The early use of Lu 177 PSMA treatment may offer an advantage in overall survival.
jnm.snmjournals.org/content...
The idea is to delay as much as possible the use of the new anti androgens including zytiga and chemo.
Best of luck on your journey.
Tango- Interesting. But- just wanted to be clear about one thing. When my prostate was removed 6 yrs ago, they did find one dirty met among the more than 30 lymph nodes they removed from me. However- all my other mets, including the one in my "hip" are bone mets. So- are the ideas you mentioned appropriate for someone like me who ONLY now has bone mets? I thought I read posts weeks ago indicating certain treatments being good for mets in lymph nodes and or organs, but that were not good for mets. Was LU 177 one of those?
BTW- I am treated at MSKCC. You said you saw Morris for a 2nd opinion. Who and where is your main oncologist, if I may ask?
Lu 177 PSMA treats all mets, lymph nodes, visceral and bone mets. It is a systemic treatment the same than chemo, anti androgens, lupron etc. Cancer expressing PSMA will be attacked by the Lu 177 PSMA .
What I said is not the standard of care. It is a different approach and you have to discuss it with your doctor if you were interested.
It is not the standard of care to stop zytiga treatment in metastatic patients but your doctor decided to do it . He/she may be opened to different alternatives of treatment.
Tango- I read the article in the link you provided and I think what you said makes sense. I also went to the other link that listed the various clinical trials and have already responded to one at Weill Cornell. I will keep looking to see if I can get the LU 177. Many thanks.
This is a list of clinical trials for Lu 177 PSMA treatments:
clinicaltrials.gov/ct2/resu...
People who can afford it, go abroad (mainly Europe and Australia) to get treatment with Lu 177 or Ac 225 PSMA. I went to the Technical University of Munich. There were not trials about Lu 177 PSMA treatments in 2016.
Were you also on ADT while getting the LU-177? My husband’s doc wants him to try LU177 overseas with a rising psa and no adt.
We are considering Germany now. Can you tell me where you went?

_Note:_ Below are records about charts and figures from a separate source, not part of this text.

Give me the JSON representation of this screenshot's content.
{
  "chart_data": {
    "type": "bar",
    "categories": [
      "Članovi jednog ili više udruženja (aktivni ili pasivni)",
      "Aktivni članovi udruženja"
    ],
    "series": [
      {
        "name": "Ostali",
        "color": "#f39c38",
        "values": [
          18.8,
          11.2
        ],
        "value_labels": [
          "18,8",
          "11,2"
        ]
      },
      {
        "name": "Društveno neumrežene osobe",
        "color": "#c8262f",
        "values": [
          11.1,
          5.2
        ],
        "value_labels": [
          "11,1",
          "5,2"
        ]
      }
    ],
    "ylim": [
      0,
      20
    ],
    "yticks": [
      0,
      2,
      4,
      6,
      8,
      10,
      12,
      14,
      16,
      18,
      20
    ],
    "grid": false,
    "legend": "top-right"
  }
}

One other thing to consider: Prednisone can be both stimulating and anti-inflammatory. These can be very good effects if you're dealing with fatigue and pain. I've been suspecting that Prednisone is more than offsetting the side effects of Abiraterone in my specific case. I was downright manic at times during the first month or two.
That is such a low dose of prednisone. Now recommended at just 5 mg daily. Shoul not be a problem
Sounds like your doc knows what he is doing with the intermittent therapy as tour response is unbelievable. Just don't do too much Lupron.